Hartford pressured to cash out VA holders

SEP 05, 2012
Hartford Financial Services Group Inc. chief executive Liam McGee may follow Axa SA and AEGON NV's Transamerica in offering to pay customers to exit savings products that are weighing on the company's results. He is under pressure from big investors to boost the stock, which trades for less than 40% of book value. Mr. McGee has said that he is “laser focused” on reducing risk and that options include lump-sum payments to clients who agree to exit variable annuities guaranteeing minimum returns. Hartford has scaled back annuity sales and agreed in April to divest the unit that originates the products. “Giving out a lump sum right now, it's costly, but it may actually be cheaper than keeping the liability on the books,” said Moshe Milevsky, a finance professor at York University in Toronto, who studies annuities. “It was the rates that were included in the products that were problematic.” Life insurers are paying the price for guarantees made to clients before 2008, when stock markets were in the midst of a five-year rally and the yield on the 10-year Treasury was more than 4%. The industry took on what billionaire Warren E. Buffett has called an “ungodly” amount of risk and accumulated liabilities as Treasury yields dropped below 2%, making it harder to generate returns to cover the obligations.

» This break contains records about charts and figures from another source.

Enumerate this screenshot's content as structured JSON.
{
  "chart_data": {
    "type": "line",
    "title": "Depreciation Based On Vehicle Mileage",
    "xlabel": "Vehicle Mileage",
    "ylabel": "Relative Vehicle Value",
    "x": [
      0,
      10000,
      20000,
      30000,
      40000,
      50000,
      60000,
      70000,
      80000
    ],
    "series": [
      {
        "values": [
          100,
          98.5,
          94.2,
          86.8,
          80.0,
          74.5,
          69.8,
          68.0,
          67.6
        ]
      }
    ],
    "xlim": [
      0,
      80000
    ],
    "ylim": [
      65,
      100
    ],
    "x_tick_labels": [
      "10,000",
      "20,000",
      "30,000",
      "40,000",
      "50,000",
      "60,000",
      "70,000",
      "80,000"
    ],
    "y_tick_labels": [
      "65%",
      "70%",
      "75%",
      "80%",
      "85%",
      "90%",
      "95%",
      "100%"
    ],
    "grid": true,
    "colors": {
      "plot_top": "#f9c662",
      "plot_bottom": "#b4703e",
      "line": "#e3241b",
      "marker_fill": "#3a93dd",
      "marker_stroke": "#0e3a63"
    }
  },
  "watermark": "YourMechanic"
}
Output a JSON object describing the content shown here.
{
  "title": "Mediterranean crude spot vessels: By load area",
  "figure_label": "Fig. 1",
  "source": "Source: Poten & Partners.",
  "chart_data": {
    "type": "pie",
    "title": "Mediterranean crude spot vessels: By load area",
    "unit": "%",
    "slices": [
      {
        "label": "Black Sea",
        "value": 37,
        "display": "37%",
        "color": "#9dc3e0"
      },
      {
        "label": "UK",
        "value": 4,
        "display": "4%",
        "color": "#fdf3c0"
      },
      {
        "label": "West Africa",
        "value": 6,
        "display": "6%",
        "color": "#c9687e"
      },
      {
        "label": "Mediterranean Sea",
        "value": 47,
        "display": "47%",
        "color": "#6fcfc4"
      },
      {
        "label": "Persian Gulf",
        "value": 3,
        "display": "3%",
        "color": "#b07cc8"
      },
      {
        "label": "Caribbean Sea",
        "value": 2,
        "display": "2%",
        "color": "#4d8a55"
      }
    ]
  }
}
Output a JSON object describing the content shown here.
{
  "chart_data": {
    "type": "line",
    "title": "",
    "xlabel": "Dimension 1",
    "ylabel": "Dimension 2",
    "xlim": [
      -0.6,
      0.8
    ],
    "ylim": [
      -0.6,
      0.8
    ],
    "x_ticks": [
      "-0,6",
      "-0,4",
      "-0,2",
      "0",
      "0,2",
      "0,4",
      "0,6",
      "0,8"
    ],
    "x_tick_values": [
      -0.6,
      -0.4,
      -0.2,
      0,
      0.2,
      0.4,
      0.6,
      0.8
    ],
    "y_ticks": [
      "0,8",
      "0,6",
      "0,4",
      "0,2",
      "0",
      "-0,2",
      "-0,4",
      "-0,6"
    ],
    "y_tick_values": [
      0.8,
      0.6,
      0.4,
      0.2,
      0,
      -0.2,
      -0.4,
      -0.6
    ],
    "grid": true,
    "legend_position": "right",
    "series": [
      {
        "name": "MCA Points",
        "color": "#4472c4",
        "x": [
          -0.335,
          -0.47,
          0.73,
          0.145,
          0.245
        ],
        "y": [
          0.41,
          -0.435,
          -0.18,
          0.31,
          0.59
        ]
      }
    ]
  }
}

The deal to sell the origination unit to Forethought Financial Group Inc. excludes the contracts previously issued by Hartford, and Mr. McGee's firm had a $3 billion VA reserve at the end of the second quarter. The U.S. annuity business was unprofitable in two of the past four quarters, with a combined loss of $27 million in the 12-month period ended June 30.

"AGGRESSIVELY LOOKING'

The insurer is studying whether it can reach agreements with other firms to take on liabilities and assets not covered in the Forethought deal, Mr. McGee said Aug. 2. Hartford has not disclosed the size of potential incentives and is obligated to let clients keep their contracts if they desire. “We are aggressively looking at that,” Mr. McGee said in response to a question about lump-sum payments from Christopher Giovanni, an analyst at The Goldman Sachs Group Inc. “That is one of many work streams that we're considering with great urgency and diligence, because we're determined to reduce the book as quickly as we can.” Axa (CS) Equitable, a unit of France's largest insurer, plans to offer a payment to clients who cancel their standalone guaranteed-death-benefit rider on Accumulator contracts issued between 2002 and 2007, spokeswoman Jo Ann Tizzano said. Those who accept the offer will receive an increase in their annuity account balance, she said. Axa Equitable was the No. 1 seller of U.S. variable annuities in 2007, with $16.3 billion, according to data from trade group LIMRA. The figure fell to $7.1 billion last year.

METLIFE, PRUDENTIAL

Industrywide VA sales were $159 billion last year. The figure had spiked to $184 billion in 2007 as insurers competed to win more business, in some cases guaranteeing annual returns of about 7% to long-term savers who were willing to accept limits on access to their funds, said Alan Devlin, an analyst at Atlantic Equities LLP. Hartford was among the most vulnerable insurers on the guarantees because the company didn't hedge risks as much as MetLife Inc. and Prudential Financial Inc. the largest U.S. life insurers, he said. Liabilities on the contracts swelled during the financial crisis, helping force Hartford to accept a U.S. bailout and fueling a 60% plunge in the Standard and Poor's 500 Life & Health Insurance Index in the 12-month period ended May 3, 2009.